Levensechte
lever
Celstructuur
op chip nagebouwd
door: Arjen Dijkgraaf
Met productietechnieken
uit de halfgeleiderindustrie hebben MIT-onderzoekers kleine kolonies van
menselijke levercellen opgebouwd die zich vrijwel net zo gedragen als
een echte lever. De ‘lever op een chip’ is ideaal voor het
testen van de toxiciteit van nieuwe geneesmiddelen, zo melden ze op de
website van Nature Biotechnology.
De kolonies
hebben een diameter van een halve millimeter. Er zitten er 37 in elk putje
van een standaardformaat ‘24 well’-kweekplaat, gemaakt van
polystyreen.
Ze worden
aangebracht via ‘soft lithography’. In elk putje wordt een
matrijs van flexibel polydimethylsiloxaan (PDMS) neergelegd met gaatjes
in het gewenste patroon. Daar gaat collageen overheen, dat door de gaatjes
dringt en zich aan de bodem hecht. Haal je daarna de matrijs weg en bewerk
je het oppervlak met levercellen (hepatocyten) dan hechten die zich alleen
aan het collageen. Vervolgens kun je er ondersteunend weefsel (fibroblasten)
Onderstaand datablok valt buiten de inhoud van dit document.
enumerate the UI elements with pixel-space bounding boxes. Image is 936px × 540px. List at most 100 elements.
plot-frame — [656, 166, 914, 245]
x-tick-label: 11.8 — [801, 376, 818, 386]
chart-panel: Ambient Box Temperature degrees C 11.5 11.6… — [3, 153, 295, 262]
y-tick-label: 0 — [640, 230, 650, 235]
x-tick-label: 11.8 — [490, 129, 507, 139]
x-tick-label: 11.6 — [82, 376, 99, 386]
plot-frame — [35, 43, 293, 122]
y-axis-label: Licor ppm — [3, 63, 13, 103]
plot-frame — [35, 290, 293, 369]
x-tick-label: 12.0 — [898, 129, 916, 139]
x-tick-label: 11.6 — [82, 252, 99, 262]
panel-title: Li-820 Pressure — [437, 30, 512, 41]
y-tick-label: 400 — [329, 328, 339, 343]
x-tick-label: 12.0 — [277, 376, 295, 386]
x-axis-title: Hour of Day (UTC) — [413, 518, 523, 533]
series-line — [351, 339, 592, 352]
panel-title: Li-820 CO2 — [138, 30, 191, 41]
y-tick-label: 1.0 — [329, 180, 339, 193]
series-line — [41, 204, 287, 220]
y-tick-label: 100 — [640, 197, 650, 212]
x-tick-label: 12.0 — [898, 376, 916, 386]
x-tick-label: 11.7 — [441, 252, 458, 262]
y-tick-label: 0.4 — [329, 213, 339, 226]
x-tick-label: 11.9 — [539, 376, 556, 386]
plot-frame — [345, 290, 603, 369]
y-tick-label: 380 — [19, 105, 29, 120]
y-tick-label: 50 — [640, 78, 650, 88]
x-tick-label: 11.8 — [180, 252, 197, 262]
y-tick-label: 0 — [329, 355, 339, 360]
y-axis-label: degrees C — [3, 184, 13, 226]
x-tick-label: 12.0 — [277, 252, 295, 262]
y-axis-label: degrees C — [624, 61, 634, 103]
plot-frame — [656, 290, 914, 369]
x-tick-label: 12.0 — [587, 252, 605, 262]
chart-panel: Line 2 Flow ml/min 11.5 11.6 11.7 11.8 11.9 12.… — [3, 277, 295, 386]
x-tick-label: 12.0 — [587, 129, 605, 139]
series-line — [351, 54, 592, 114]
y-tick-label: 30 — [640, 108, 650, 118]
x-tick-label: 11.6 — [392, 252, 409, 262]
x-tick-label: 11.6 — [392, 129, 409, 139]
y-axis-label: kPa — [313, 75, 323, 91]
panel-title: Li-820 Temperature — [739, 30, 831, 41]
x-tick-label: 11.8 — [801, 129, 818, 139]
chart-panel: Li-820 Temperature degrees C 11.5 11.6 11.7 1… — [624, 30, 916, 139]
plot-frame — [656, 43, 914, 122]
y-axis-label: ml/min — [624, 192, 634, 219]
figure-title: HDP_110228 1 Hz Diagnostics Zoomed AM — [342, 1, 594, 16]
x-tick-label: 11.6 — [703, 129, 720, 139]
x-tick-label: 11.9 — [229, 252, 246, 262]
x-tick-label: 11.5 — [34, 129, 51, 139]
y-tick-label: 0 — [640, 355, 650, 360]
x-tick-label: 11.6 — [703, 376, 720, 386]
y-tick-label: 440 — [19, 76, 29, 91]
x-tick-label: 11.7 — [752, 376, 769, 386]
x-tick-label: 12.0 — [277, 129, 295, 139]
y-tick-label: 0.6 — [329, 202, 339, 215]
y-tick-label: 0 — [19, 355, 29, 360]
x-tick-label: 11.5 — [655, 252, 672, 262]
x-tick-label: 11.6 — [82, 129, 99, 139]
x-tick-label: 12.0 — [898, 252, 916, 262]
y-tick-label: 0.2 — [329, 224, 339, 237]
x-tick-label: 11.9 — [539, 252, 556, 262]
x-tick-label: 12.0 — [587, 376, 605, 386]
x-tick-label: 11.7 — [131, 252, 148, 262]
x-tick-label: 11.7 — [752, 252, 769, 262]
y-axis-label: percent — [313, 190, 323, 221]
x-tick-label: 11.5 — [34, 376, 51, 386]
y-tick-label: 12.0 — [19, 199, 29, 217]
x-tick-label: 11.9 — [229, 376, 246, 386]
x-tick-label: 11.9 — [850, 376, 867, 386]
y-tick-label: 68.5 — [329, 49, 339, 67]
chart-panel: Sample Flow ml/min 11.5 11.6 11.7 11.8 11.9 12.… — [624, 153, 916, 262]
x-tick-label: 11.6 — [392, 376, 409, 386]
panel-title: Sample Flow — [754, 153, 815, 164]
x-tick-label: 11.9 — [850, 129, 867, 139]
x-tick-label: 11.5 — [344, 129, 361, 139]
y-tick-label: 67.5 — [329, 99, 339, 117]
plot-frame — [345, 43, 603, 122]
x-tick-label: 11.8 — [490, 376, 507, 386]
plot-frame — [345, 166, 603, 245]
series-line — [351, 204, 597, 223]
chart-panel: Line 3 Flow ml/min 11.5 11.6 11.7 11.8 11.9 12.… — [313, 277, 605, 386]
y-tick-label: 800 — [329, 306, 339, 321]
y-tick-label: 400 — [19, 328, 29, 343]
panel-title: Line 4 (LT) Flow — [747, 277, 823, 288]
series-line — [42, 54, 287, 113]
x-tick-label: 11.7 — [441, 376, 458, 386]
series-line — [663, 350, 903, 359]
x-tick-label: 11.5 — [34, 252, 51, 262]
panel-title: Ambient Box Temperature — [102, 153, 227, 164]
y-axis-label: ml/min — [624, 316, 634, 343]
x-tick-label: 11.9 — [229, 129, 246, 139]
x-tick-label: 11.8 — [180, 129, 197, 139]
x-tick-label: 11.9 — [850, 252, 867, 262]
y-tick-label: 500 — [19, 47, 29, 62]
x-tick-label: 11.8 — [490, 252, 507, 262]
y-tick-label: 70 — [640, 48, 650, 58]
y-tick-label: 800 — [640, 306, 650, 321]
omheen laten groeien en krijg je een structuur die sterk lijkt op die
van een echte lever.
De levercellen
produceren albumine, ureum en de enzymen waar een echte lever toxines
mee afbreekt. Of ze echt alle 500 bekende leverfuncties nabootsen is nog
de vraag, maar de onderzoekers denken van wel. In elk geval komt de genetische
expressie vrijwel overeen met die van verse levercellen. En tests met
stoffen, waarvan de toxiciteit bekend is, lieten het beeld zien dat je
van een echte lever zou verwachten.
Dergelijke
levers-op-een-chip zouden veel goedkoper moeten zijn dan de levercelculturen
(of de proefdieren) die nu nog voor toxiciteitstests worden gebruikt.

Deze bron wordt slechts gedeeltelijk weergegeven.